August 12, 2021
"If you don't have time to read, you don't have the time (or the tools) to write. Simple as that."
--Stephen King
I read baby gerl's @ExpertWritter article on how she started to become a writer, click here for the said article, and he ends it with a question and I comment that I will just write an article to answer the question.
Before I was just a plain reader and supporter here, I wrote like one or two articles per month. When it was still the point system and the person that invited me to this platform was the only one who could give me upvotes.
And same as other old users here I am actually happy that my article will receive a $0.01 tip. I was so confused with the system before like literally confuse when the others got 200pts and it will be converted to such amounts.
So I made a hiatus in this platform and just came back recently because a friend told me to come back.
I came back not because the system change and the users got higher tips. After much consideration (lol!) I came back writing nonsense stuff to let out all the frustrations within me.

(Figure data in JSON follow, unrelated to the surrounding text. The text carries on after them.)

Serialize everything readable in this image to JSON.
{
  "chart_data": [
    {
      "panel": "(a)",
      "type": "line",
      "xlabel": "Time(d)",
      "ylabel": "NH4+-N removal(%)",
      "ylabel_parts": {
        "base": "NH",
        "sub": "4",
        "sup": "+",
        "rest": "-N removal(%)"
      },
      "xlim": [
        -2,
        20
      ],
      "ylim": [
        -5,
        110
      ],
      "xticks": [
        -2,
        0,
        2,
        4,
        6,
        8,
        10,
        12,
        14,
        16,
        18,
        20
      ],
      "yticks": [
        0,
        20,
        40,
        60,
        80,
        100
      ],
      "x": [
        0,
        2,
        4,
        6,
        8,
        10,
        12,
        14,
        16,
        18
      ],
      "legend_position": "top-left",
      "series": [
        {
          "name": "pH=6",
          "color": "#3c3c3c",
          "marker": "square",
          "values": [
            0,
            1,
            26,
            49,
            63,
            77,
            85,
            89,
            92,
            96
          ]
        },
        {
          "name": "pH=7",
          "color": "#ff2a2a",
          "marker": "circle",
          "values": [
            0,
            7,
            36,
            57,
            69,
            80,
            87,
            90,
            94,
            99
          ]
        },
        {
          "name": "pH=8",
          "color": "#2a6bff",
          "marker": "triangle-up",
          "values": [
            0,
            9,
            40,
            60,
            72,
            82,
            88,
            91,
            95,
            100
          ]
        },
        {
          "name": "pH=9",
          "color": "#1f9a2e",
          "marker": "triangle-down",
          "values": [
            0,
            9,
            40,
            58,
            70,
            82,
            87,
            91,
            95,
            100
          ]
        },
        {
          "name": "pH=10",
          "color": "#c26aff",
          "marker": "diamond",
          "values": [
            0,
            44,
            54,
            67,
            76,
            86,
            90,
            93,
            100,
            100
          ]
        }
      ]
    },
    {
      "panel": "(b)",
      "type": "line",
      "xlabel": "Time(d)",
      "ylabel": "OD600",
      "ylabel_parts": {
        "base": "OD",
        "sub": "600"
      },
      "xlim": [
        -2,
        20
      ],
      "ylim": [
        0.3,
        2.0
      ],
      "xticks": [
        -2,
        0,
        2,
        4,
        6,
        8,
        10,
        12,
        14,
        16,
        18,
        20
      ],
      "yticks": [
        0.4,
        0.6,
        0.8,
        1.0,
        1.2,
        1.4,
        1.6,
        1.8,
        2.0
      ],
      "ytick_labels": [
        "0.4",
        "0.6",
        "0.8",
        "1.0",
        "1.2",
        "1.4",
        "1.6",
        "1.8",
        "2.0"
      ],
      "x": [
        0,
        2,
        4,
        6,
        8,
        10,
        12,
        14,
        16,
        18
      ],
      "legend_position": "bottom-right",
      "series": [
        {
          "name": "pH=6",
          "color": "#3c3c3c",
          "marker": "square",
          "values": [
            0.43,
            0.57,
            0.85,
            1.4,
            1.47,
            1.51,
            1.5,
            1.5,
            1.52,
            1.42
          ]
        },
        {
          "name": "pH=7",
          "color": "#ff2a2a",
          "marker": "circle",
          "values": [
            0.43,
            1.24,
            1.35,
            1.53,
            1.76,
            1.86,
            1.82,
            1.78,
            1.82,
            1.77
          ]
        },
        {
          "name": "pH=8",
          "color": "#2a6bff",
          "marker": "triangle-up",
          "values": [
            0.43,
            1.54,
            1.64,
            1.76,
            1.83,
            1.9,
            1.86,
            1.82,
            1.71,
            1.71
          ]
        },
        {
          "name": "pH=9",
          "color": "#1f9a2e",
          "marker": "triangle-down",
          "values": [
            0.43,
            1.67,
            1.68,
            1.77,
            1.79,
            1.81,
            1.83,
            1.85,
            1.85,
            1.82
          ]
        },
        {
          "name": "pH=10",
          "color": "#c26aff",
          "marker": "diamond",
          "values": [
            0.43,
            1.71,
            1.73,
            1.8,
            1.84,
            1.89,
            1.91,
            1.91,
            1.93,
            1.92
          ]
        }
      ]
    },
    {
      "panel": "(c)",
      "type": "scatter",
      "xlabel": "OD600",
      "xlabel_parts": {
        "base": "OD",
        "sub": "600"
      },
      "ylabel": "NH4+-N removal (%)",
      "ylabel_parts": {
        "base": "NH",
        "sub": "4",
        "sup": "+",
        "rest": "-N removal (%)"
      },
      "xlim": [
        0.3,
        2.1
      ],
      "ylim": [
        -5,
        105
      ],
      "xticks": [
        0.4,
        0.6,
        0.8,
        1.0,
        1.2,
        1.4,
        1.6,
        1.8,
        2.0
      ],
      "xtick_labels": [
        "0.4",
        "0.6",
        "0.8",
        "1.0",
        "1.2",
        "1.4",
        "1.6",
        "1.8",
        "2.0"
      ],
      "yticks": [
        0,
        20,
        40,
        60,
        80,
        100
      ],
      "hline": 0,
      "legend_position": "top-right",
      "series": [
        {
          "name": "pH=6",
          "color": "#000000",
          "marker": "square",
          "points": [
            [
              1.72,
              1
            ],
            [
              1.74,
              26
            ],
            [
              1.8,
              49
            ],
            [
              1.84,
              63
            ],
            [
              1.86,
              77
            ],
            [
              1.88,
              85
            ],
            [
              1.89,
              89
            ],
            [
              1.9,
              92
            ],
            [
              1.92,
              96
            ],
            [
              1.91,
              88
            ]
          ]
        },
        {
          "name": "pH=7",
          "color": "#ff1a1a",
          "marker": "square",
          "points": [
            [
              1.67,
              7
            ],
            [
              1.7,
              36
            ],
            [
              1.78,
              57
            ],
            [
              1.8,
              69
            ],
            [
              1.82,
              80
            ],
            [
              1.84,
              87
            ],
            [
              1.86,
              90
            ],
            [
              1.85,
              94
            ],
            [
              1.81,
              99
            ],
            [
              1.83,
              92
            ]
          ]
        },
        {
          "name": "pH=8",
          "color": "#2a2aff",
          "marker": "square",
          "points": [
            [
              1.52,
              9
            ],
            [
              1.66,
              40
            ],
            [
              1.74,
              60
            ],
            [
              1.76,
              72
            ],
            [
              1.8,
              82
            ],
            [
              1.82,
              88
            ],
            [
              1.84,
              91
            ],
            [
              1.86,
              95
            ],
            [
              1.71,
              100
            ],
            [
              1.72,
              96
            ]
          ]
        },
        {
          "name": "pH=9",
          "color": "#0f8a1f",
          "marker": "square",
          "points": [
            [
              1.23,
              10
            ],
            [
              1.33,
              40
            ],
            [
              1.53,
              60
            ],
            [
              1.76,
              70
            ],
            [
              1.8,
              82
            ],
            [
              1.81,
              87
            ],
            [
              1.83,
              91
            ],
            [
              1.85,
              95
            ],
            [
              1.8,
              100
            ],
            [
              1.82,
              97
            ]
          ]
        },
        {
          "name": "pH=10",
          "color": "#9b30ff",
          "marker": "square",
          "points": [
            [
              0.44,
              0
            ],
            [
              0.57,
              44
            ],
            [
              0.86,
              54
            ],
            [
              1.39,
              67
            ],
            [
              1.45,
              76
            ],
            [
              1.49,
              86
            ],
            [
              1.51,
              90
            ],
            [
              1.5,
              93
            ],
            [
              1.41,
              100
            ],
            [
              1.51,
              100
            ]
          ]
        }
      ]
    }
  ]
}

As many of us experience here, we all go through dark times in our lives, I've been through the worst of me last year. I blame myself over useless things, I neglected and ignored the people who truly care for me and it made e realize how a fool I am and that's when I came back to write and focus on writing instead of thinking those thoughts from the past.
Honestly, it made me angry, not at other people, but to myself on why I was so overpowered by negative thoughts that I rather run and run from it. It's a good thing a friend advised me to avert my attention to other things, that's when I thought of Read.Cash. I'm a little hesitant at first since I am not good at words and I don't know how to write even a single paragraph.
At first, I just said, "Okay, let's write and write nonsense stuff, and let the river flow where it goes". So I made an article little by little. Got some commenters unexpectedly. And then my babies reconnect with me and it lifts my mood a little.
(they know who they are already)
Days passed and I get to adapt here, I get to read other user's articles, other users get to read my articles and it really warms my heart. You know being able to have the honor that other people get to read your articles and got tips from them. I get to learn some tips on how to write although I am still in the process of learning, still I am grateful that my writing improves a little.
From making an article with just one or two paragraphs into writing more and more and with some pictures with it.
"Tears are words that need to be written."
--Paulo Coelho
I write mostly about life, my life to be exact, my experiences, and also about my son and me being a single mom and working away from my family.
Instead of crying in the corner and kept on saying I miss home. I just open read cash and noise cash and read some articles and interacts with other users.
Day by day these two platforms keep on having upgrades that make it more fun for most users here.
I also got these bunch of sponsors, I made some friends and sponsors at the same time, and I am always grateful to them...so thankful to your guys...Lovelotzzzzz
Nowadays, I can't help but wonder how I came to this point and day, still smiling, I never quite imagine that I get the chance to smile and laugh with others, exchanging ideas from random people.
Before I was a loner but ever since I came back and write again I became a new person, whose hopes for a new day, excited and exhausted sometimes when I can't think of something to write each day.
There will still be days, where I get to be demotivated especially when work really gets the whole mess in me. And when my longingness at home becomes unbearable. I sometimes stretch or vent my loneliness through writing and it made me feel lightheaded after.
I got this notification just earlier when I open my Read Cash and it made me happy, imagine having such counts of views. Those articles of mine are just more personal or like my journal but I am happy that people are reading it. Not sure if they enjoyed it though lol!
Now, I am really happy coming back to this site, and I am hoping that I get to came back and became happy and forgets my burden most of the time.
That's it, I need to sleep early because I will have my first dose of vaccination tomorrow. I'm quite nervous though but I know I can overcome this . Fighting!!!!
Thank you for reading.
Keep safe and God Bless!
Fin!
I'm glad that you were able to discover yourself through writing and you've become better with time. I on the other hand am without talent and I dont know when I'd finally be able to break out of my shell. Have you got any advise for me?